I'm not versed in the web dev scene, front end or back end. But if you mean the people that design sites where shit isn't loaded in proper sequence and keeps shifting/moving buttons as it keeps loading more shit, then yes, fuck those people.

[–] [email protected] 5 points 4 months ago

so, this isn't so much a design as it is a consequence of how a lot of the technologies involved operate (as in, it's (largely) not a conscious choice for those things to do that shifting (except in the cases of deceptive designs)), but you're fairly correct in that it fucking sucks to have that interaction with sites/systems (because of violates principle of least surprise, etc)

(and probably also sometimes/often falls into that bucket of things where "it works perfectly fine on the dev's 27" laptop with 16 cores and 32gb of RAM and the DC is next door" development applies)

[–] [email protected] 5 points 4 months ago* (last edited 4 months ago) (1 children)

I signed up to this instance because I feel this in my bones.

I cut my teeth on PHP CGI in the late 00's before shifting to python CGI because my university had banned PHP on the webservers.

Frontend wasn't exactly a term back then.

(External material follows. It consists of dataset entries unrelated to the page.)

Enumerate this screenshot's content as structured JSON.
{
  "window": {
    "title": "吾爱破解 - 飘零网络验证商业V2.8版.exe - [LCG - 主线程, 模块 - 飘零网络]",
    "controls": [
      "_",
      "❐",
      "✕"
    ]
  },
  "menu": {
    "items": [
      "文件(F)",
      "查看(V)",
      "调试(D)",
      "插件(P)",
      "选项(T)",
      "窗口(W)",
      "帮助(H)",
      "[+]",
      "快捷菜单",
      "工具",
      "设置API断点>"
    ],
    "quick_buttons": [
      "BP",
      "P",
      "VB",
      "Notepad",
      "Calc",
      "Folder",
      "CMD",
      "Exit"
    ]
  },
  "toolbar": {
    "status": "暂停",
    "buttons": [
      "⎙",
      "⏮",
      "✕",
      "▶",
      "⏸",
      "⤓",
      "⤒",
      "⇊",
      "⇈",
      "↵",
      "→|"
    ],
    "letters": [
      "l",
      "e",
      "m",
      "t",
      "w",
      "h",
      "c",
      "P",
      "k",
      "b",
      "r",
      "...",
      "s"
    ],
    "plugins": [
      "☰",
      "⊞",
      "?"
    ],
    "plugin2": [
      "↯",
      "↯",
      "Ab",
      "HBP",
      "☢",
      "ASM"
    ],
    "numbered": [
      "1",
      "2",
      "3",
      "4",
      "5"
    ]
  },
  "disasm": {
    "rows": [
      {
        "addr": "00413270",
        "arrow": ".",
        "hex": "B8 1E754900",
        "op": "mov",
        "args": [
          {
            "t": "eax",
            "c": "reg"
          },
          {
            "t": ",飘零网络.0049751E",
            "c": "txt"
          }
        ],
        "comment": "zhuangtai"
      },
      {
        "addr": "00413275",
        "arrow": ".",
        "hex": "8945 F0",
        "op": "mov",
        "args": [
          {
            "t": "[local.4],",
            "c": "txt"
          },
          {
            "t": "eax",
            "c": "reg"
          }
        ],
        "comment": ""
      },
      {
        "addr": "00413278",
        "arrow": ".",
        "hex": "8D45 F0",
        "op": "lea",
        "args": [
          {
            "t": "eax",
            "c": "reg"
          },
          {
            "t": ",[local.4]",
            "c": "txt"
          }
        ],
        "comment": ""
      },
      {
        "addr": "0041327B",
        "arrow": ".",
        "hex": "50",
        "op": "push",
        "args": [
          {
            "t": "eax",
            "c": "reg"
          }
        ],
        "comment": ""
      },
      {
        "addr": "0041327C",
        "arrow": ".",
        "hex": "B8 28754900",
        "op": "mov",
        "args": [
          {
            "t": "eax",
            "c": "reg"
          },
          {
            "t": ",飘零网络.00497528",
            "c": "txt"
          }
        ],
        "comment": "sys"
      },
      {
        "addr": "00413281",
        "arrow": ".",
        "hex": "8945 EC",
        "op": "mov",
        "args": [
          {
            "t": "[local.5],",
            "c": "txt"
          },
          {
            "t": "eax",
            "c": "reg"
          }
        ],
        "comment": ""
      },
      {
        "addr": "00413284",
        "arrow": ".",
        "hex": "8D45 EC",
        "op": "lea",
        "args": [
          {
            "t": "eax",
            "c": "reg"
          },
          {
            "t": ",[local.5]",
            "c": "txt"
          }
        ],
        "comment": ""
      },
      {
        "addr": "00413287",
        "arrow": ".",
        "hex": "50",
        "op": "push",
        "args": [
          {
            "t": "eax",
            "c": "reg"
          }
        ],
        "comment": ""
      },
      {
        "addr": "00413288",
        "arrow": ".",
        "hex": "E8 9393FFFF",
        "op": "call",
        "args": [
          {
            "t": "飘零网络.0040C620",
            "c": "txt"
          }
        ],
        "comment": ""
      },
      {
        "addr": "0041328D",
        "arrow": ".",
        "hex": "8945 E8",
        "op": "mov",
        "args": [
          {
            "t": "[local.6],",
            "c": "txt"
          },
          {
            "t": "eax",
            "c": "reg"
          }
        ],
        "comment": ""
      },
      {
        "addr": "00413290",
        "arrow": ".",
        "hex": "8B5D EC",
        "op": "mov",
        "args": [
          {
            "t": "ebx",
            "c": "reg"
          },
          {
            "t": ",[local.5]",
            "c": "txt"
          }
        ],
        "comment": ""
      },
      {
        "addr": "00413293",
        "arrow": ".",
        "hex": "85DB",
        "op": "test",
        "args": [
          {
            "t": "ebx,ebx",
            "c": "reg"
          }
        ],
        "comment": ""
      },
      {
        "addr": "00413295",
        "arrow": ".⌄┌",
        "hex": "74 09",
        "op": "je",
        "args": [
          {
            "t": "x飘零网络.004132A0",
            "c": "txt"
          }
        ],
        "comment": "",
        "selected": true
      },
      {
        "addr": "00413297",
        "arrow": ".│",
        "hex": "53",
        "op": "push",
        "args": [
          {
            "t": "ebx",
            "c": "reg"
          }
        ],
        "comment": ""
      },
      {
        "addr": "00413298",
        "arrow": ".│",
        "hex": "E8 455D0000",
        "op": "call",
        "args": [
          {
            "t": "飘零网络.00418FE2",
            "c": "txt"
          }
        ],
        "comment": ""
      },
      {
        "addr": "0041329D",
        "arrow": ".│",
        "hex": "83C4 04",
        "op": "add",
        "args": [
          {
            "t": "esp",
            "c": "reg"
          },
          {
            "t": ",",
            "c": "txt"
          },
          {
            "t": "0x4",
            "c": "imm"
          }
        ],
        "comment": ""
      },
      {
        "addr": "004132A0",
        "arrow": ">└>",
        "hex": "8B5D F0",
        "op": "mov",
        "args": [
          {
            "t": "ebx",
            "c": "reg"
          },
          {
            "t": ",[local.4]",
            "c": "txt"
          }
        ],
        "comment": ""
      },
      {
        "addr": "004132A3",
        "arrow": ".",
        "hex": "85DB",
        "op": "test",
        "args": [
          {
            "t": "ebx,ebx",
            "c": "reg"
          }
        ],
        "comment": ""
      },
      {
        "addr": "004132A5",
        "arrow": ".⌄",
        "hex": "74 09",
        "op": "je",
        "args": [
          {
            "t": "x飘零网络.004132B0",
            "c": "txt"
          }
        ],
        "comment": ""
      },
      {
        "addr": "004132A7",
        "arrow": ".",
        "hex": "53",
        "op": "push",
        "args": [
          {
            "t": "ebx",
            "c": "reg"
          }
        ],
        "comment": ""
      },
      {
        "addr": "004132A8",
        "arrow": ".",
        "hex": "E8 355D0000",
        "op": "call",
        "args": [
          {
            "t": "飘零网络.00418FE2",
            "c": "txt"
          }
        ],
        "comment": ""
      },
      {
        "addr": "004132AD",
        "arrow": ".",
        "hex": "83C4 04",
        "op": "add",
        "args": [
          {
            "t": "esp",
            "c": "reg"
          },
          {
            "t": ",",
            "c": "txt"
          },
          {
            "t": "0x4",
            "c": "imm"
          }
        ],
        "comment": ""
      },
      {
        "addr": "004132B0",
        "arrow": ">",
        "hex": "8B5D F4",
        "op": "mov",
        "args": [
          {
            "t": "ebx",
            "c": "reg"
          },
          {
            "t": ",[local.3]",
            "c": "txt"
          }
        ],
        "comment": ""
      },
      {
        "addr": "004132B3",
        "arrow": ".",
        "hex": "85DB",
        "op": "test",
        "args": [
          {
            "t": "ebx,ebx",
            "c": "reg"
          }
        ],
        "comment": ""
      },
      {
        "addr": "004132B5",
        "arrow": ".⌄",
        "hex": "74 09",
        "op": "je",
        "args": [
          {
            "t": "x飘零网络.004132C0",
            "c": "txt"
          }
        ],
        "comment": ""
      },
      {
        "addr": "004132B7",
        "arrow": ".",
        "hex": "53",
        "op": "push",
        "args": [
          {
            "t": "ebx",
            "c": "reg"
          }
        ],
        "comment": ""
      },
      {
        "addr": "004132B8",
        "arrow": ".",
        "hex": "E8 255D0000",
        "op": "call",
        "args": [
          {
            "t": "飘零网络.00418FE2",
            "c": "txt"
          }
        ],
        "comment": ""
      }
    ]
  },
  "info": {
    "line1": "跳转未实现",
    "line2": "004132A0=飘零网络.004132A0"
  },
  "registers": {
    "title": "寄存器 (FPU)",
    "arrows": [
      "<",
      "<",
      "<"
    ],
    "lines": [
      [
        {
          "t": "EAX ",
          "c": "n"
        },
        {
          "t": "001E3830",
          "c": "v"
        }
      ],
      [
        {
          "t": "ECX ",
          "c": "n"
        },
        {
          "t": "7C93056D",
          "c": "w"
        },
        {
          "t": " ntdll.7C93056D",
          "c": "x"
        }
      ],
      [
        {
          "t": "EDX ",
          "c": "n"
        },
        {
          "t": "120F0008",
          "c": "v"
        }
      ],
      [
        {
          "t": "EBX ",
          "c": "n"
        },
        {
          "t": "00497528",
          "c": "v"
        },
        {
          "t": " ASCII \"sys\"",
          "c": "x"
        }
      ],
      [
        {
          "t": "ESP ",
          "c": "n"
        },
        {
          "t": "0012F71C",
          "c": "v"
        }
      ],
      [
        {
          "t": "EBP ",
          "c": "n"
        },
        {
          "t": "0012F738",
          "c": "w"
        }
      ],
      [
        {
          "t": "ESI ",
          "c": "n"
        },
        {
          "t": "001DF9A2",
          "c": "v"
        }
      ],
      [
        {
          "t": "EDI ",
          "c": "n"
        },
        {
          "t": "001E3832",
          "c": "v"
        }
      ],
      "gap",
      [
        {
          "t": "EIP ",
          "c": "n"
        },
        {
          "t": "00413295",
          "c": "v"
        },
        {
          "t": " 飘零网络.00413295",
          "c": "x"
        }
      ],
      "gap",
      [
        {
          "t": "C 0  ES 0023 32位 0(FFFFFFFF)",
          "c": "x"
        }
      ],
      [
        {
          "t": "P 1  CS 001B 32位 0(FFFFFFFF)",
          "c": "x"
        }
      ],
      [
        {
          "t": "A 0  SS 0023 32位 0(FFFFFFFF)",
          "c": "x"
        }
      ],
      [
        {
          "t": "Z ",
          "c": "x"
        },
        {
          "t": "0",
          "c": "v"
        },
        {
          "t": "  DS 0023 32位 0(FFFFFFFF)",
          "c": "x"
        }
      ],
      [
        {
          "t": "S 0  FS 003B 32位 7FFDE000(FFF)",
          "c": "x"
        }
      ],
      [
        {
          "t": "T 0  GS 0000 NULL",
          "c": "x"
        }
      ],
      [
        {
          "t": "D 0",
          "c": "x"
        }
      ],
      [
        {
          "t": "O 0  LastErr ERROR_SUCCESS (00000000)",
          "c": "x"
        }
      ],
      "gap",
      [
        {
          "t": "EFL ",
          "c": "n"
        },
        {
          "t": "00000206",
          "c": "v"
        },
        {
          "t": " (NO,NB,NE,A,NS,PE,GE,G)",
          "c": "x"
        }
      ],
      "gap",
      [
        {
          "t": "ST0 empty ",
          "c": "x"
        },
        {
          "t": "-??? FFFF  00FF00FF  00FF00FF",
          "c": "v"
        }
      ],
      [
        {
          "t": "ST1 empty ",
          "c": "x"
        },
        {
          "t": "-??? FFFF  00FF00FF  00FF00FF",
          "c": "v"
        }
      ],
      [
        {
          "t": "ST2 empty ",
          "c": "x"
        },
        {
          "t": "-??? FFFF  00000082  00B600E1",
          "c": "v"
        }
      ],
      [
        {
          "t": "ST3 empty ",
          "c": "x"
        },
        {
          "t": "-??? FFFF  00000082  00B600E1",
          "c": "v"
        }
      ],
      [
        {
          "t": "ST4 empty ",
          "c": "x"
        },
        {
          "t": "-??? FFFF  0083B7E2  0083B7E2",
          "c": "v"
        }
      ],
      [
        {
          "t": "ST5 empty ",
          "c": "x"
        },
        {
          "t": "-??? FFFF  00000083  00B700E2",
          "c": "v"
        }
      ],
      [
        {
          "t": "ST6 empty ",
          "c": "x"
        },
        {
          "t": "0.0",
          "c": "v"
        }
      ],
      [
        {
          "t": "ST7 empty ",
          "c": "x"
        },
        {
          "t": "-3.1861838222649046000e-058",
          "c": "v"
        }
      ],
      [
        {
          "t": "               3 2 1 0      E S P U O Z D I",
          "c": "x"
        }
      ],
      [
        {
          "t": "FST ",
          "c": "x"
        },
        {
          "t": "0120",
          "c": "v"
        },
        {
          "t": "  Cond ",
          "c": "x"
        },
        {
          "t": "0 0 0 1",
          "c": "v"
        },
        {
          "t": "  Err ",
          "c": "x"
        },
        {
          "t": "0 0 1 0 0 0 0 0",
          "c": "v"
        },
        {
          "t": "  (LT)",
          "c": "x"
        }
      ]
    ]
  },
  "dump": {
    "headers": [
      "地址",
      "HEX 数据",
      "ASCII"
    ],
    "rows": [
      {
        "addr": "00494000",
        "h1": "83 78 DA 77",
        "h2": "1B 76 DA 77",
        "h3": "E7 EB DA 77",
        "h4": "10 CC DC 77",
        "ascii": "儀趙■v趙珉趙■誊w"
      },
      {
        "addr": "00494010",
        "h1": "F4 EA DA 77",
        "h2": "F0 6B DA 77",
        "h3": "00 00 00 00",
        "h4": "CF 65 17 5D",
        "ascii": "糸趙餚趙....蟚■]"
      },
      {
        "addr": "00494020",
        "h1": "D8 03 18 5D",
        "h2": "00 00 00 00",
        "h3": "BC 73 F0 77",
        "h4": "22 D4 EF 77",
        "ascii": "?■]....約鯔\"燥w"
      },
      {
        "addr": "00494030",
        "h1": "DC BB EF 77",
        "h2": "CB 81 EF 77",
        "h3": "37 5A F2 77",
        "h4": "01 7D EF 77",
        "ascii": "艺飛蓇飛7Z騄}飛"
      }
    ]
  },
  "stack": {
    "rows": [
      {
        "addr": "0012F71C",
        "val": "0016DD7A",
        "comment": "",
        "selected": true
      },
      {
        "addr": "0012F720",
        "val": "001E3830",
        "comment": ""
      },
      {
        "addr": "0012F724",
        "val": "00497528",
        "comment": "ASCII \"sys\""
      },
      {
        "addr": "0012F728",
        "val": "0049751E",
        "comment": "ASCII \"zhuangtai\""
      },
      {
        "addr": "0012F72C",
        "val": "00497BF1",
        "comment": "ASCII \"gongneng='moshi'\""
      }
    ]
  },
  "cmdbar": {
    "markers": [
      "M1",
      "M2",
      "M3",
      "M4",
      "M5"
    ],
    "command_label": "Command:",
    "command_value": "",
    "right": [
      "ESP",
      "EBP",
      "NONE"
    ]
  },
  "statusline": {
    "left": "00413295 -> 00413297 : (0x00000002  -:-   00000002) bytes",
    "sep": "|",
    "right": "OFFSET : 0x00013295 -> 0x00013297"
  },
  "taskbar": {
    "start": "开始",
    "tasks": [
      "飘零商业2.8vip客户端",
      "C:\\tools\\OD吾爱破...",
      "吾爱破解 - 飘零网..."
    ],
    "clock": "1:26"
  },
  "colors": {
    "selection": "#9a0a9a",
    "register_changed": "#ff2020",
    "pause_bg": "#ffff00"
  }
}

I'd picked up a bit of jquery into my server generated Django templates, I was playing with template fragments in 2011 and life was good.

I mostly avoided the SPA fad, but a (short) stint at Wayfair had me end up writing react and dear God the amount of indirection and tomfoolery involved with effectively writing the app a second time left a sour taste in my mouth.

These days I mostly write embedded daemons in rust for Linux devices. I wrote a munin replacement in rust because packaging perl for Yocto is a struggle. I needed to serve a website, so I found a jinja style library, setup my templates and fragments and dropped htmx into the frontend.

Life is good again.

I have friends/coworkers who argue with me that I should write SPAs but they don't get that I mostly want to avoid fighting frontend tooling and get shit done. A backend serving templates is miles more ergo than react and I don't have to deal with the NPM upgrade treadmill. I don't get daily dependabot alerts.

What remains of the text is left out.